The Sentinel


Tuesday, October 16, 2018

President's Message - October 2018

Dear Colleagues,

On Oct. 3, I was thrilled to hear the news that my friend and colleague, James P. Allison, PhD, was honored with the Nobel Prize in Physiology or Medicine, together with Tasuku Honjo, MD, PhD. As most of you know, Dr. Allison and Prof. Honjo (also both SITC Smalley Award recipients) are pioneers in the field of immune checkpoint blockade therapy, which has become a foundational component of cancer treatment across the globe. What a wonderful acknowledgement of the impact in our field to patients, and for the contributions of these two scientific world leaders.

Here in Pittsburgh, the sky is a bit grey, there is a cool breeze, and the trees are starting to change color. This can mean only one thing: the Society for Immunotherapy of Cancer’s (SITC) 33rd Annual Meeting & Pre-Conference Programs (SITC 2018) are coming soon!

Our society’s Annual Meeting is the perfect gathering place for early career scientists. This fall, SITC will give out 33 young investigator awards – four presidential and 29 abstract travel awards – honoring some of the brightest young minds in the field. This year’s recipients are below. At SITC 2018, in addition to the Workshop on Nutrition, Metabolism and the Microbiome in Cancer Therapy, there will be great opportunities for abstract author networking during poster hall presentations on Nov. 9 and 10, or in small group discussions during the Meet-the-Expert Lunch and Grant Writing Workshop. The Meet-the-Expert Lunch connects young investigators to leaders in cancer immunotherapy to discuss topics most relevant to their careers. SITC is expanding this in-person program into a series of webinars throughout the year. SITC will host the first webinar on “How to Survive in Academia.”

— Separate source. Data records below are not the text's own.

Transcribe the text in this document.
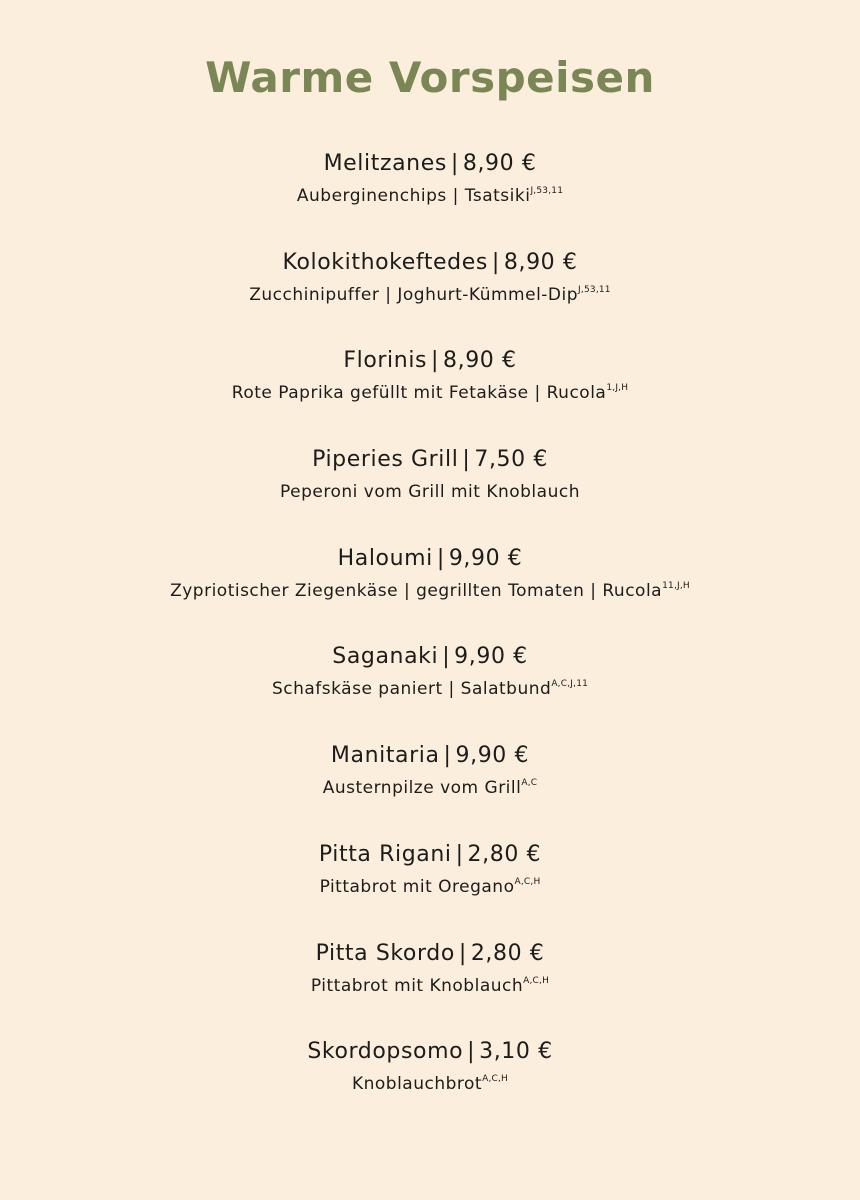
Warme Vorspeisen
Melitzanes | 8,90 €
Auberginenchips | Tsatsiki$^{J,53,11}$
Kolokithokeftedes | 8,90 €
Zucchinipuffer | Joghurt-Kümmel-Dip$^{J,53,11}$
Florinis | 8,90 €
Rote Paprika gefüllt mit Fetakäse | Rucola$^{1,J,H}$
Piperies Grill | 7,50 €
Peperoni vom Grill mit Knoblauch
Haloumi | 9,90 €
Zypriotischer Ziegenkäse | gegrillten Tomaten | Rucola$^{11,J,H}$
Saganaki | 9,90 €
Schafskäse paniert | Salatbund$^{A,C,J,11}$
Manitaria | 9,90 €
Austernpilze vom Grill$^{A,C}$
Pitta Rigani | 2,80 €
Pittabrot mit Oregano$^{A,C,H}$
Pitta Skordo | 2,80 €
Pittabrot mit Knoblauch$^{A,C,H}$
Skordopsomo | 3,10 €
Knoblauchbrot$^{A,C,H}$
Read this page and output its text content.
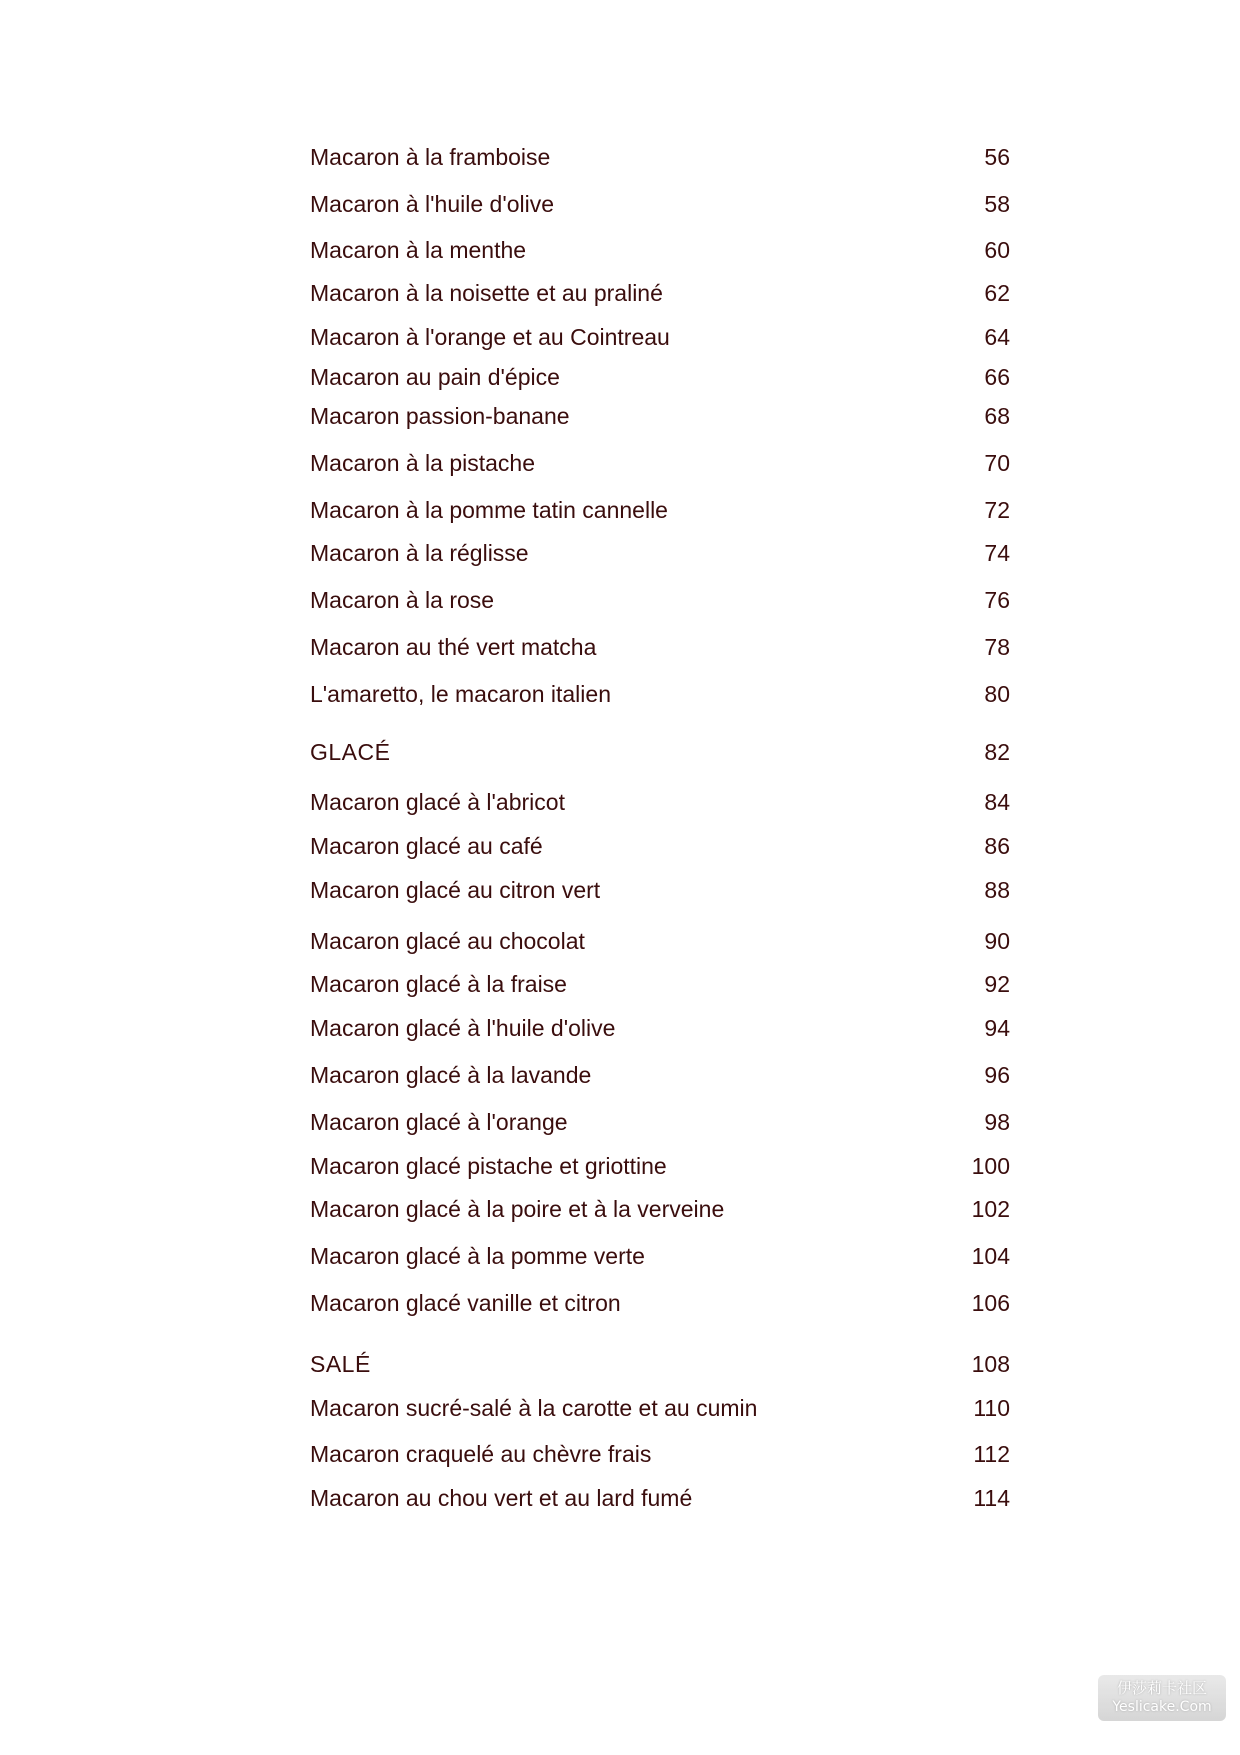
Macaron à la framboise	56
Macaron à l'huile d'olive	58
Macaron à la menthe	60
Macaron à la noisette et au praliné	62
Macaron à l'orange et au Cointreau	64
Macaron au pain d'épice	66
Macaron passion-banane	68
Macaron à la pistache	70
Macaron à la pomme tatin cannelle	72
Macaron à la réglisse	74
Macaron à la rose	76
Macaron au thé vert matcha	78
L'amaretto, le macaron italien	80
GLACÉ	82
Macaron glacé à l'abricot	84
Macaron glacé au café	86
Macaron glacé au citron vert	88
Macaron glacé au chocolat	90
Macaron glacé à la fraise	92
Macaron glacé à l'huile d'olive	94
Macaron glacé à la lavande	96
Macaron glacé à l'orange	98
Macaron glacé pistache et griottine	100
Macaron glacé à la poire et à la verveine	102
Macaron glacé à la pomme verte	104
Macaron glacé vanille et citron	106
SALÉ	108
Macaron sucré-salé à la carotte et au cumin	110
Macaron craquelé au chèvre frais	112
Macaron au chou vert et au lard fumé	114
伊莎莉卡社区
Yeslicake.Com
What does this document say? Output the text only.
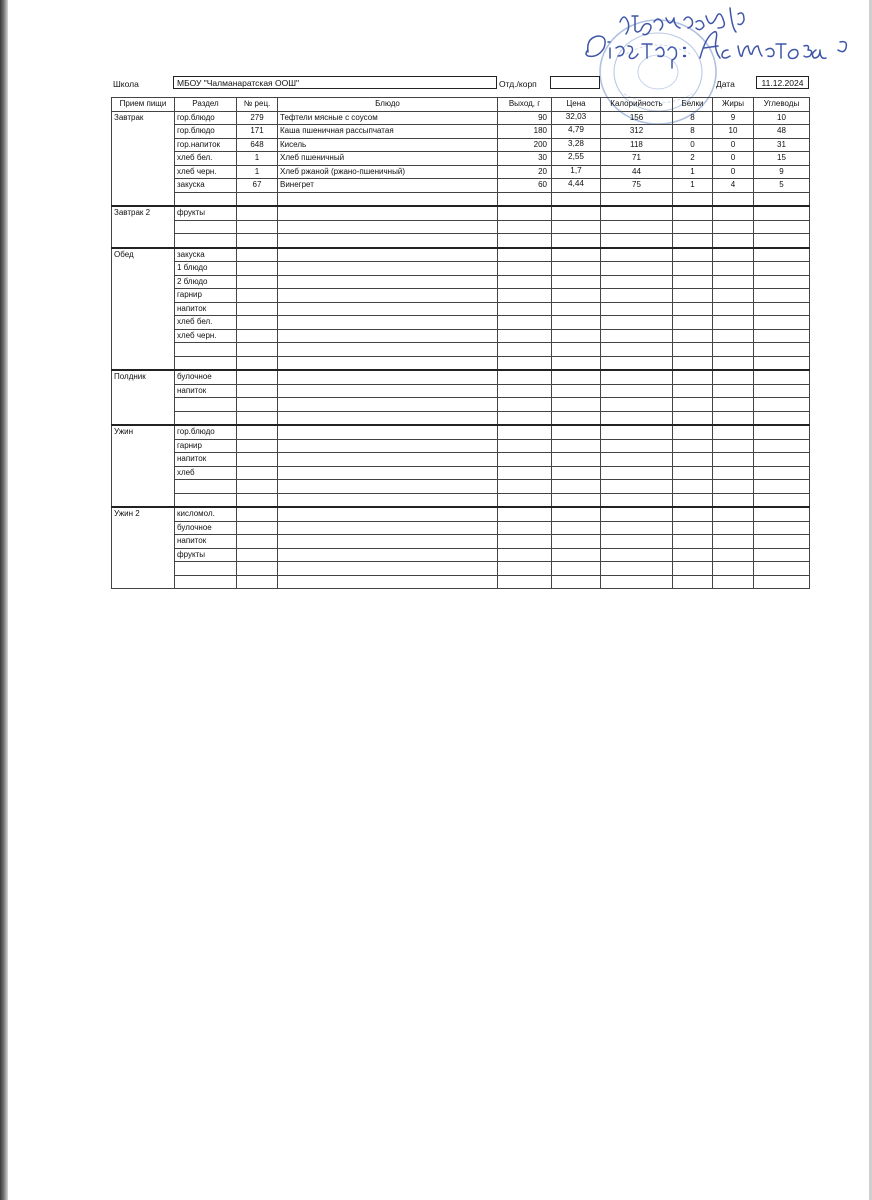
Школа	МБОУ "Чалманаратская ООШ"	Отд./корп	Дата	11.12.2024
Прием пищи	Раздел	№ рец.	Блюдо	Выход, г	Цена	Калорийность	Белки	Жиры	Углеводы
Завтрак	гор.блюдо	279	Тефтели мясные с соусом	90	32,03	156	8	9	10
	гор.блюдо	171	Каша пшеничная рассыпчатая	180	4,79	312	8	10	48
	гор.напиток	648	Кисель	200	3,28	118	0	0	31
	хлеб бел.	1	Хлеб пшеничный	30	2,55	71	2	0	15
	хлеб черн.	1	Хлеб ржаной (ржано-пшеничный)	20	1,7	44	1	0	9
	закуска	67	Винегрет	60	4,44	75	1	4	5

Завтрак 2	фрукты								

Обед	закуска								
	1 блюдо								
	2 блюдо								
	гарнир								
	напиток								
	хлеб бел.								
	хлеб черн.								

Полдник	булочное								
	напиток								

Ужин	гор.блюдо								
	гарнир								
	напиток								
	хлеб								

Ужин 2	кисломол.								
	булочное								
	напиток								
	фрукты								
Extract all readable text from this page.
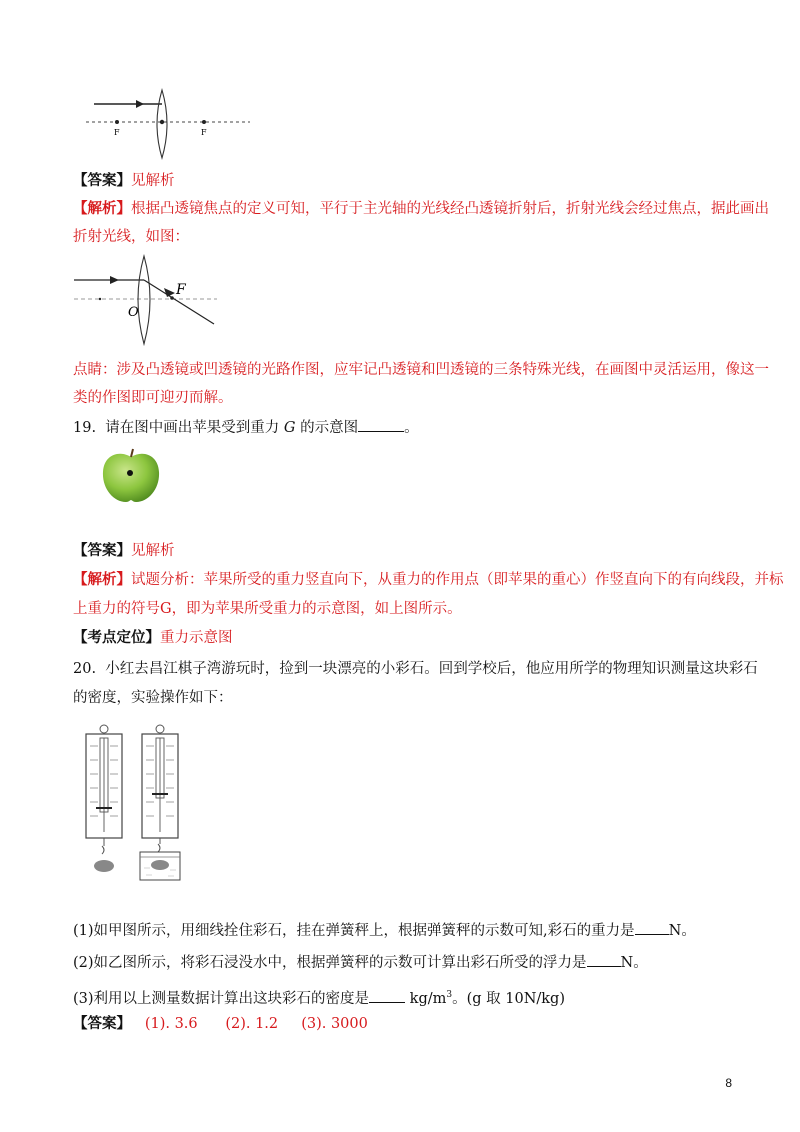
F	F
【答案】见解析
【解析】根据凸透镜焦点的定义可知，平行于主光轴的光线经凸透镜折射后，折射光线会经过焦点，据此画出
折射光线，如图：
F
O
点睛：涉及凸透镜或凹透镜的光路作图，应牢记凸透镜和凹透镜的三条特殊光线，在画图中灵活运用，像这一
类的作图即可迎刃而解。
19. 请在图中画出苹果受到重力 G 的示意图	。
【答案】见解析
【解析】试题分析：苹果所受的重力竖直向下，从重力的作用点（即苹果的重心）作竖直向下的有向线段，并标
上重力的符号G，即为苹果所受重力的示意图，如上图所示。
【考点定位】重力示意图
20. 小红去昌江棋子湾游玩时，捡到一块漂亮的小彩石。回到学校后，他应用所学的物理知识测量这块彩石
的密度，实验操作如下：
(1)如甲图所示，用细线拴住彩石，挂在弹簧秤上，根据弹簧秤的示数可知,彩石的重力是 N。
(2)如乙图所示，将彩石浸没水中，根据弹簧秤的示数可计算出彩石所受的浮力是 N。
(3)利用以上测量数据计算出这块彩石的密度是	$kg/m^3$。(g 取 10N/kg)
【答案】 (1). 3.6 (2). 1.2 (3). 3000
8
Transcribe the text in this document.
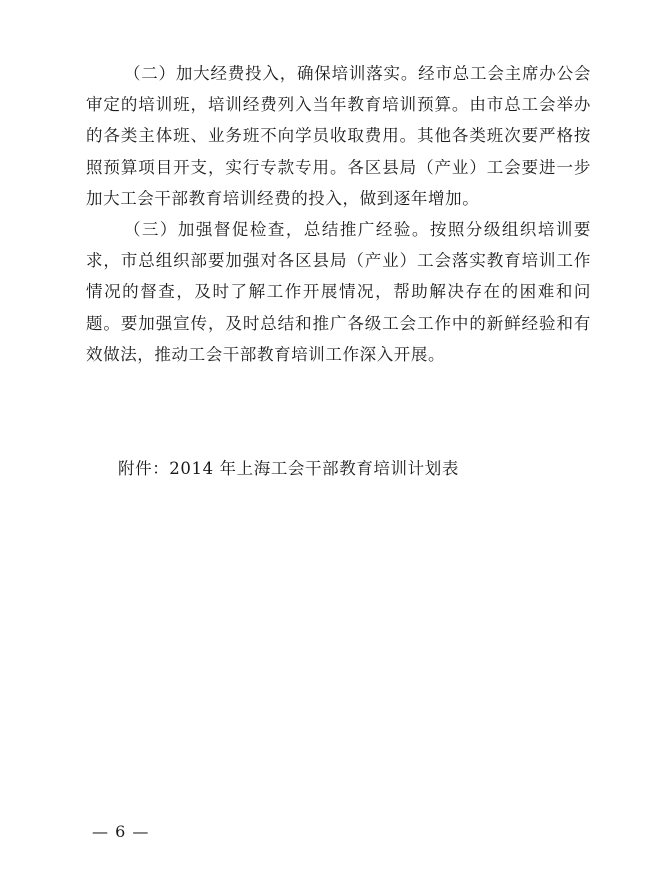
（二）加大经费投入，确保培训落实。经市总工会主席办公会审定的培训班，培训经费列入当年教育培训预算。由市总工会举办的各类主体班、业务班不向学员收取费用。其他各类班次要严格按照预算项目开支，实行专款专用。各区县局（产业）工会要进一步加大工会干部教育培训经费的投入，做到逐年增加。

（三）加强督促检查，总结推广经验。按照分级组织培训要求，市总组织部要加强对各区县局（产业）工会落实教育培训工作情况的督查，及时了解工作开展情况，帮助解决存在的困难和问题。要加强宣传，及时总结和推广各级工会工作中的新鲜经验和有效做法，推动工会干部教育培训工作深入开展。

附件：2014 年上海工会干部教育培训计划表
— 6 —
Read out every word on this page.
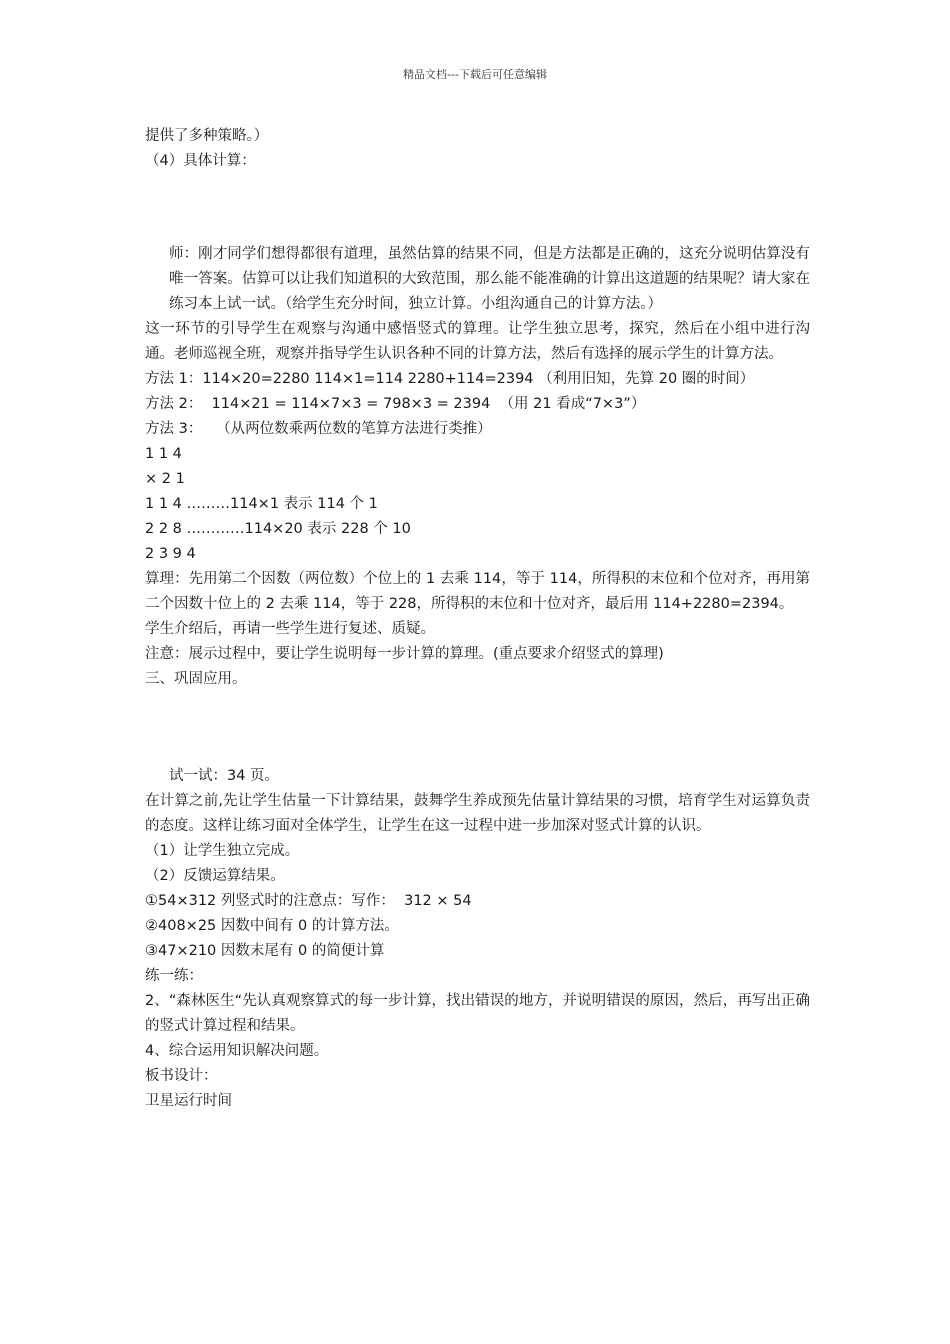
精品文档---下载后可任意编辑

提供了多种策略。）

（4）具体计算：

师：刚才同学们想得都很有道理，虽然估算的结果不同，但是方法都是正确的，这充分说明估算没有唯一答案。估算可以让我们知道积的大致范围，那么能不能准确的计算出这道题的结果呢？请大家在练习本上试一试。（给学生充分时间，独立计算。小组沟通自己的计算方法。）

这一环节的引导学生在观察与沟通中感悟竖式的算理。让学生独立思考，探究，然后在小组中进行沟通。老师巡视全班，观察并指导学生认识各种不同的计算方法，然后有选择的展示学生的计算方法。

方法 1：114×20=2280 114×1=114 2280+114=2394 （利用旧知，先算 20 圈的时间）

方法 2：  114×21 = 114×7×3 = 798×3 = 2394  （用 21 看成“7×3”）

方法 3：   （从两位数乘两位数的笔算方法进行类推）

1 1 4

× 2 1

1 1 4 ………114×1 表示 114 个 1

2 2 8 …………114×20 表示 228 个 10

2 3 9 4

算理：先用第二个因数（两位数）个位上的 1 去乘 114，等于 114，所得积的末位和个位对齐，再用第二个因数十位上的 2 去乘 114，等于 228，所得积的末位和十位对齐，最后用 114+2280=2394。

学生介绍后，再请一些学生进行复述、质疑。

注意：展示过程中，要让学生说明每一步计算的算理。(重点要求介绍竖式的算理)

三、巩固应用。

试一试：34 页。

在计算之前,先让学生估量一下计算结果，鼓舞学生养成预先估量计算结果的习惯，培育学生对运算负责的态度。这样让练习面对全体学生，让学生在这一过程中进一步加深对竖式计算的认识。

（1）让学生独立完成。

（2）反馈运算结果。

①54×312 列竖式时的注意点：写作：  312 × 54

②408×25 因数中间有 0 的计算方法。

③47×210 因数末尾有 0 的简便计算

练一练：

2、“森林医生“先认真观察算式的每一步计算，找出错误的地方，并说明错误的原因，然后，再写出正确的竖式计算过程和结果。

4、综合运用知识解决问题。

板书设计：

卫星运行时间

The young investigators of SITC Sparkathon Class of 2017, Teams TimIOs and METIOR Incubator, are preparing to present their project updates during the 33rd Annual Meeting. I was happy to kick off proceedings for the 28 young investigators of SITC Sparkathon Class of 2018 during their retreat in Chicago, Sept. 12-14, 2018. The winning project from these early career scientists will be announced soon. Learn more about the 2018 Class’s project in The Node, a SITC booth dedicated to early career scientists during the 33rd Annual meeting. You can support the SITC Sparkathon through a contribution to the Forward Fund.

Also upcoming, SITC will host a co-sponsored workshop with the U.S. Food and Drug Administration (FDA) on Immune-modified Response Criteria in Cancer Immunotherapy Clinical Trials. This free, innovative workshop, scheduled for Thursday, Nov. 8, 2018, prior to the 33rd Annual Meeting, is another step forward for SITC as we positively leverage relationships with organizations and governmental agencies to incite progress in the field. More details on this workshop are provided further below.

I am excited about a new education program from SITC early next year. The SITC Winter School, scheduled for Feb. 18-22, 2019, in Mesa, Ariz. This five-day program will teach core principles of the field and focus on multiple topics including biomarker technology, clinical trial design, grant writing and have discussion sessions. Click here to learn more about this important program and register.

In August, SITC launched a new series of online communities created exclusively for SITC members. These SITC Professional Interest Communities, including clinical and post-doctoral trainees, graduate students and international young investigators, allow members to discuss topics relevant to their research and in their careers, to build relationships with colleagues and solve hurdles in the field. Click here to learn more about the SITC Professional Interest Communities.

With all of these opportunities for young investigators, the future of the field is in a good place.